Richards responded to the call, finding a man in shock but still conscious. Another physician-passenger came to help. “He asked me what kind of doctor I am,” Richards says. “I said I’d worked in rural family practice. He said, ‘That’s a good thing, because I’m a gynecologist and I don’t know any of this.’”

They were able to stabilize the patient by getting an IV started and giving him a fluid bolus – “Delta carries very nice medical kits,” Richards says – but he was still complaining about abdominal pain. Approximately 30 minutes away from the plane’s scheduled Minneapolis destination, the flight staff asked whether the pilot could continue there or should land the plane immediately. Richards, a retired flight surgeon who paid for medical school by joining the U.S. Air Force, responded, “How about you have the guy push the throttle a little harder to get us there faster?

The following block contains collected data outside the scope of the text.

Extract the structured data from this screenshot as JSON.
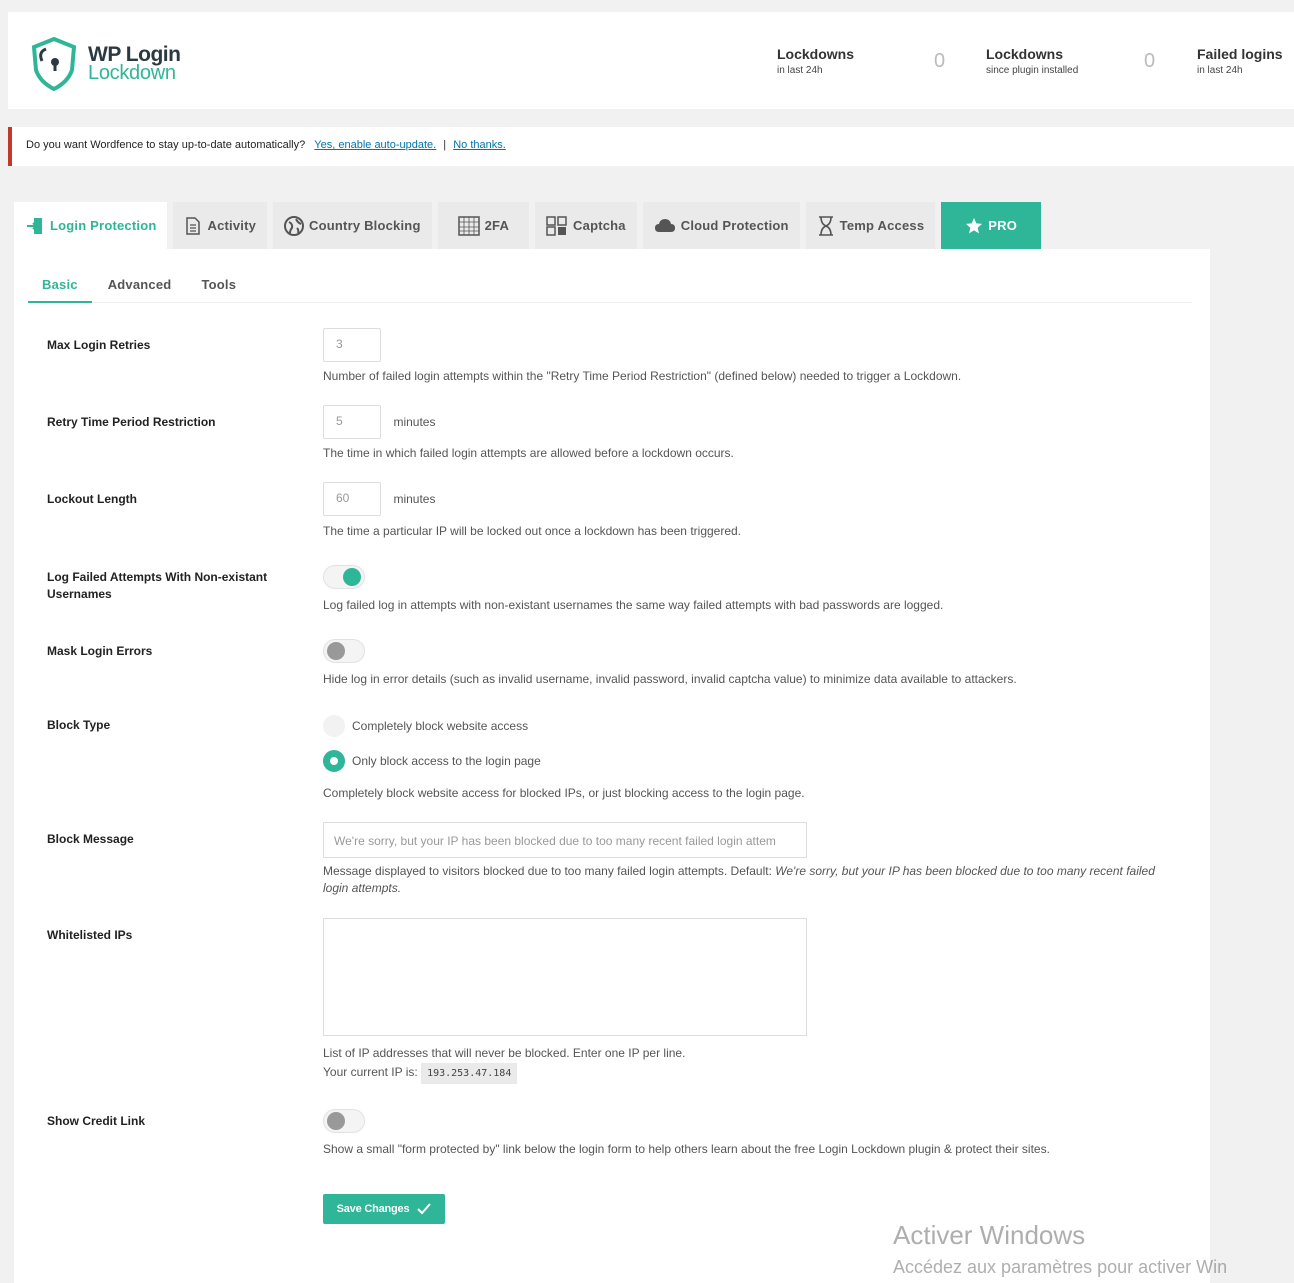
{
  "brand": {
    "line1": "WP Login",
    "line2": "Lockdown",
    "accent": "#2fb598"
  },
  "stats": [
    {
      "label": "Lockdowns",
      "sub": "in last 24h",
      "value": "0"
    },
    {
      "label": "Lockdowns",
      "sub": "since plugin installed",
      "value": "0"
    },
    {
      "label": "Failed logins",
      "sub": "in last 24h"
    }
  ],
  "notice": {
    "text": "Do you want Wordfence to stay up-to-date automatically?",
    "link_yes": "Yes, enable auto-update.",
    "separator": "|",
    "link_no": "No thanks."
  },
  "tabs": [
    {
      "label": "Login Protection",
      "icon": "login-icon"
    },
    {
      "label": "Activity",
      "icon": "document-icon"
    },
    {
      "label": "Country Blocking",
      "icon": "globe-icon"
    },
    {
      "label": "2FA",
      "icon": "grid-icon"
    },
    {
      "label": "Captcha",
      "icon": "captcha-icon"
    },
    {
      "label": "Cloud Protection",
      "icon": "cloud-icon"
    },
    {
      "label": "Temp Access",
      "icon": "hourglass-icon"
    },
    {
      "label": "PRO",
      "icon": "star-icon"
    }
  ],
  "subtabs": [
    "Basic",
    "Advanced",
    "Tools"
  ],
  "fields": {
    "max_retries": {
      "label": "Max Login Retries",
      "value": "3",
      "help": "Number of failed login attempts within the \"Retry Time Period Restriction\" (defined below) needed to trigger a Lockdown."
    },
    "retry_period": {
      "label": "Retry Time Period Restriction",
      "value": "5",
      "unit": "minutes",
      "help": "The time in which failed login attempts are allowed before a lockdown occurs."
    },
    "lockout_length": {
      "label": "Lockout Length",
      "value": "60",
      "unit": "minutes",
      "help": "The time a particular IP will be locked out once a lockdown has been triggered."
    },
    "log_nonexistant": {
      "label": "Log Failed Attempts With Non-existant Usernames",
      "enabled": true,
      "help": "Log failed log in attempts with non-existant usernames the same way failed attempts with bad passwords are logged."
    },
    "mask_errors": {
      "label": "Mask Login Errors",
      "enabled": false,
      "help": "Hide log in error details (such as invalid username, invalid password, invalid captcha value) to minimize data available to attackers."
    },
    "block_type": {
      "label": "Block Type",
      "option1": "Completely block website access",
      "option2": "Only block access to the login page",
      "selected": "Only block access to the login page",
      "help": "Completely block website access for blocked IPs, or just blocking access to the login page."
    },
    "block_message": {
      "label": "Block Message",
      "value": "We're sorry, but your IP has been blocked due to too many recent failed login attem",
      "help_prefix": "Message displayed to visitors blocked due to too many failed login attempts. Default:",
      "help_default": "We're sorry, but your IP has been blocked due to too many recent failed login attempts."
    },
    "whitelist": {
      "label": "Whitelisted IPs",
      "value": "",
      "help": "List of IP addresses that will never be blocked. Enter one IP per line.",
      "ip_prefix": "Your current IP is:",
      "ip": "193.253.47.184"
    },
    "credit_link": {
      "label": "Show Credit Link",
      "enabled": false,
      "help": "Show a small \"form protected by\" link below the login form to help others learn about the free Login Lockdown plugin & protect their sites."
    }
  },
  "save_label": "Save Changes",
  "watermark": {
    "line1": "Activer Windows",
    "line2": "Accédez aux paramètres pour activer Win"
  }
}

“We got there in 20 minutes,” he adds.

Retired from clinical practice in 2011, Richards is the medical director for Pharmacists Mutual Cos. (PMC) in Algona, IA. PMC is the nation’s largest insurance carrier for pharmacists. He also recently became chief medical officer for CoOpportunity Health, a new health insurance provider for individuals, families, small businesses and other employers in Iowa and Nebraska.

A member of the American Academy of Family Physicians Advocacy Commission, Richards had traveled to Washington, DC, to attend a commission meeting. While this was the fourth time he had responded to a medical emergency on a commercial flight, the other three had not been as “potentially serious as this one,” he says. After the plane landed, the patient and his wife, residents of Minnesota’s Twin Cities, were prepared for transport to a local hospital.

“His wife asked where I lived,” Richards says. “The patient said, ‘I just want to know how far I’ve got to go to see a good doctor.’”

Richards jokes the airline “never once asked for my physician’s identification” during the crisis, although he did receive a $150 travel voucher for his help. “That’s a pretty cheap house call at 30,000 feet,” he says.